Large language models can sometimes generate unsafe or unwanted responses because of things they learned during their training. Existing methods to fix this usually only work when the model is being *used*, and someone with access to the model's core programming could easily undo those fixes. It's like putting a temporary band-aid on a problem that someone can just rip off.
What's the solution?
The researchers developed a new technique called CRISP that permanently changes the model's internal settings to remove the unwanted knowledge. It works by finding the specific parts of the model that are responsible for that knowledge and then subtly suppressing them. This isn't a temporary fix; it actually alters how the model works at a fundamental level, making it much harder to reverse.
Why it matters?
This is important because as we rely more on these models for important tasks, we need to be able to trust them to be safe and reliable.

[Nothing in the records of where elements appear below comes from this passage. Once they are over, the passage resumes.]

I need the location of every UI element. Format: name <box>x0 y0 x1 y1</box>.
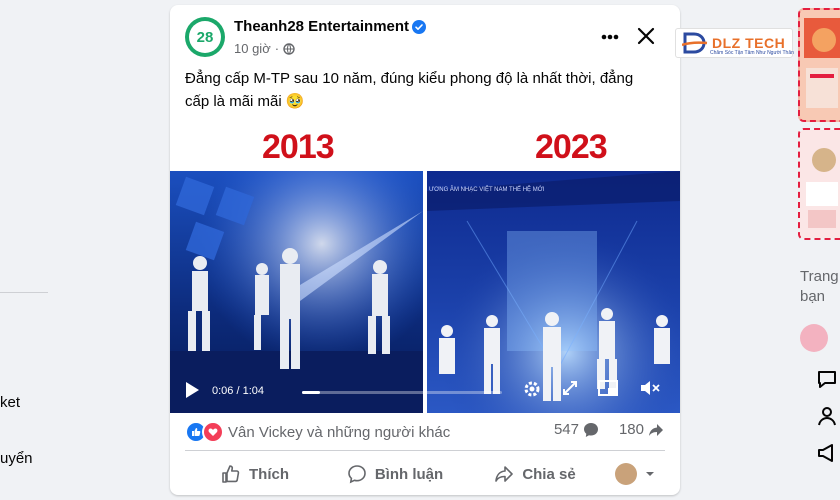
post-caption: Đẳng cấp M-TP sau 10 năm, đúng kiểu phon… <box>185 67 655 113</box>
play-icon[interactable] <box>184 381 200 399</box>
page-avatar[interactable] <box>800 324 828 352</box>
dlz-logo-icon <box>682 32 708 54</box>
love-reaction-icon <box>202 421 224 443</box>
year-label-left: 2013 <box>262 128 335 166</box>
post-time[interactable]: 10 giờ <box>234 41 271 56</box>
year-label-right: 2023 <box>535 128 608 166</box>
share-button[interactable]: Chia sẻ <box>465 464 605 484</box>
sidebar-divider <box>0 292 48 293</box>
share-count[interactable]: 180 <box>619 421 644 438</box>
more-options-icon[interactable] <box>595 27 625 47</box>
video-progress-bar[interactable] <box>302 391 502 394</box>
sidebar-item-saved[interactable]: uyển <box>0 450 33 467</box>
picture-in-picture-icon[interactable] <box>598 380 618 396</box>
time-separator: / <box>236 385 240 397</box>
share-icon <box>495 466 514 482</box>
thumbs-up-icon <box>222 465 240 483</box>
stage-banner-text: ƯƠNG ÂM NHẠC VIỆT NAM THẾ HỆ MỚI <box>429 187 545 193</box>
reactions-summary[interactable]: Vân Vickey và những người khác <box>185 421 450 443</box>
reaction-names[interactable]: Vân Vickey và những người khác <box>228 424 450 441</box>
right-section-title-2: bạn <box>800 288 826 305</box>
left-sidebar: ket uyển <box>0 0 150 500</box>
public-globe-icon <box>283 42 295 55</box>
share-as-selector[interactable] <box>605 463 665 485</box>
settings-gear-icon[interactable] <box>522 379 542 399</box>
video-progress-fill <box>302 391 320 394</box>
share-arrow-icon <box>649 423 663 436</box>
caption-line-2: cấp là mãi mãi <box>185 93 282 110</box>
avatar-text: 28 <box>189 21 221 53</box>
sponsored-ad-1[interactable] <box>798 8 840 122</box>
post-divider <box>185 450 665 451</box>
author-name[interactable]: Theanh28 Entertainment <box>234 18 409 35</box>
share-label: Chia sẻ <box>522 465 576 483</box>
user-avatar <box>615 463 637 485</box>
video-time: 0:06 / 1:04 <box>212 385 264 397</box>
post-video[interactable]: 2013 2023 ƯƠNG ÂM NHẠC VIỆT NAM THẾ HỆ M… <box>170 123 680 413</box>
person-icon[interactable] <box>816 405 838 427</box>
comment-button[interactable]: Bình luận <box>325 464 465 484</box>
author-avatar[interactable]: 28 <box>185 17 225 57</box>
dot-separator: · <box>274 41 280 56</box>
post-actions: Thích Bình luận Chia sẻ <box>185 457 665 491</box>
like-label: Thích <box>249 465 289 483</box>
watermark-subtitle: Chăm Sóc Tận Tâm Như Người Thân <box>710 50 794 56</box>
comment-label: Bình luận <box>374 465 444 483</box>
video-total-time: 1:04 <box>242 385 265 397</box>
like-button[interactable]: Thích <box>185 464 325 484</box>
dlz-tech-watermark: DLZ TECH Chăm Sóc Tận Tâm Như Người Thân <box>675 28 794 58</box>
caption-line-1: Đẳng cấp M-TP sau 10 năm, đúng kiểu phon… <box>185 70 634 87</box>
engagement-counts: 547 180 <box>554 421 664 438</box>
megaphone-icon[interactable] <box>816 442 838 464</box>
comment-bubble-icon <box>583 422 598 437</box>
right-section-title-1: Trang <box>800 268 839 285</box>
watermark-title: DLZ TECH <box>712 35 786 51</box>
feed-post: 28 Theanh28 Entertainment 10 giờ · Đẳng … <box>170 5 680 495</box>
emoji-icon: 🥹 <box>285 93 305 110</box>
expand-icon[interactable] <box>561 379 579 397</box>
verified-badge-icon <box>412 20 426 34</box>
close-icon[interactable] <box>635 25 657 47</box>
chat-icon[interactable] <box>816 368 838 390</box>
video-current-time: 0:06 <box>212 385 234 397</box>
comment-count[interactable]: 547 <box>554 421 579 438</box>
sponsored-ad-2[interactable] <box>798 128 840 240</box>
mute-icon[interactable] <box>640 380 660 396</box>
sidebar-item-market[interactable]: ket <box>0 394 20 411</box>
comment-icon <box>348 465 366 484</box>
post-meta: 10 giờ · <box>234 41 295 56</box>
chevron-down-icon <box>646 472 654 476</box>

Being able to permanently remove harmful knowledge, while still keeping the model useful, is a big step towards making that trust possible and protecting against malicious use.
Abstract
As large language models (LLMs) are increasingly deployed in real-world applications, the need to selectively remove unwanted knowledge while preserving model utility has become paramount. Recent work has explored sparse autoencoders (SAEs) to perform precise interventions on monosemantic features. However, most SAE-based methods operate at inference time, which does not create persistent changes in the model's parameters. Such interventions can be bypassed or reversed by malicious actors with parameter access. We introduce CRISP, a parameter-efficient method for persistent concept unlearning using SAEs. CRISP automatically identifies salient SAE features across multiple layers and suppresses their activations. We experiment with two LLMs and show that our method outperforms prior approaches on safety-critical unlearning tasks from the WMDP benchmark, successfully removing harmful knowledge while preserving general and in-domain capabilities. Feature-level analysis reveals that CRISP achieves semantically coherent separation between target and benign concepts, allowing precise suppression of the target features.